Gil Ojeda, director of the California Program on Access to Care, a health care advisory arm of the University of California, believes Anthem and WellPoint underestimated the resistance they would meet in California. Approvals breeze through in nine other states and Puerto Rico.

“They didn’t understand what they were getting into,” he said. “They assumed the DOI (Department of Insurance) was not going to be a player in the process.”

WellPoint spokesman Ken Ferber denies WellPoint misunderstood the degree of scrutiny coming from its home state regulators.

“There were no surprises,” he said. The slower approval process is due to the fact that “California is one of the most highly regulated states in health care in the nation,” he said.

Some believe old rivals of WellPoint also may be using the merger to even scores.

Among the merger’s most fervid critics is the California Medical Association, which has a pending lawsuit against WellPoint and other large insurers over alleged underpayment of doctor reimbursements and other issues.

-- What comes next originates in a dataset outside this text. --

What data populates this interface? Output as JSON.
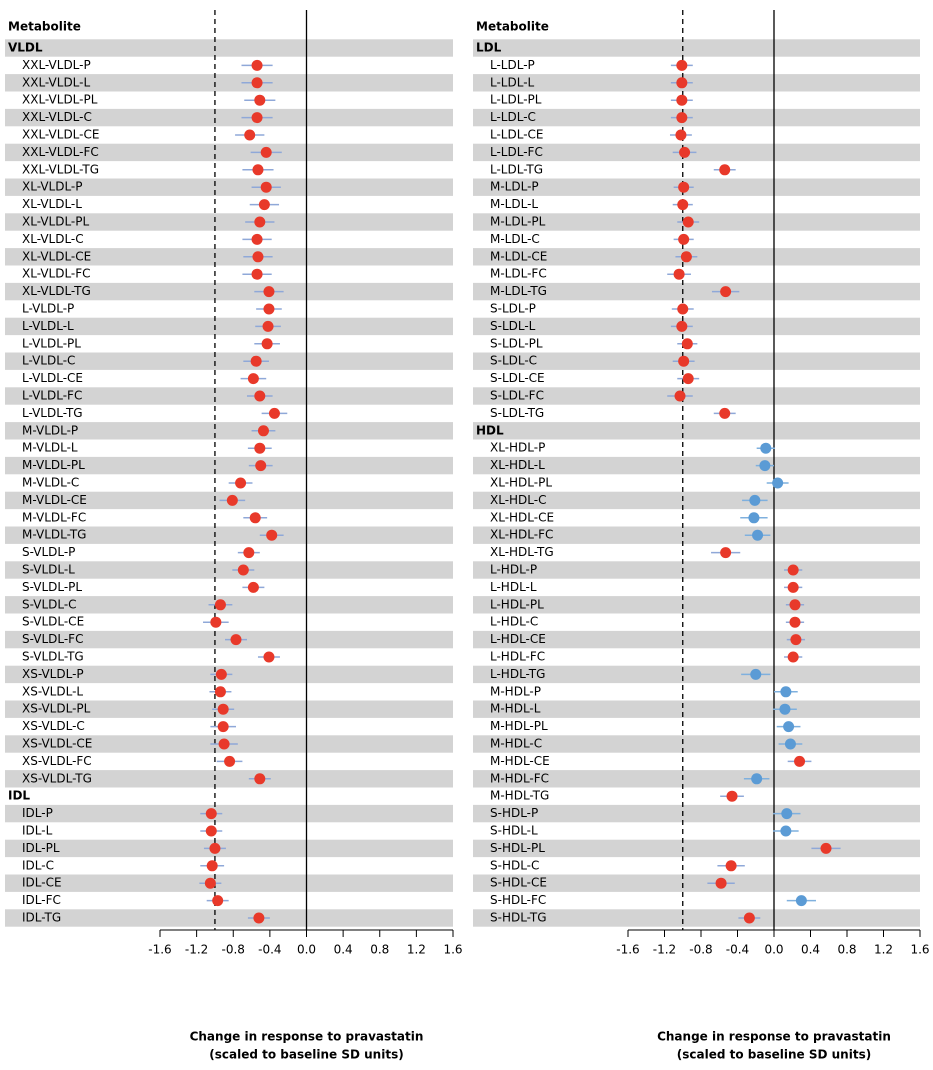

WellPoint has had “bumpy relations with (health care) providers” in California in the past and they may view the merger as “one last chance to take a whack at (WellPoint Chief Executive) Leonard Schaeffer and WellPoint,” said Baumgarten, the health care consultant.

But Ferber said WellPoint and Anthem “don’t pay attention to a lot of the political noise” surrounding the merger proposal — even though it threatens to delay the closing of the deal beyond Anthem’s midyear target.

The fact that the two regulatory agencies — one headed by a Democrat, the other by a Republican appointee — are negotiating together with Anthem and WellPoint shows that “there’s no (political) partisanship in the regulatory process at all,” Ferber said.

Neither agency has indicated when it will render an opinion on the merger. But Anthem and WellPoint officials said they remain optimistic.

“We continue to believe we can resolve this to everyone’s satisfaction,” said Anthem spokesman Ed West.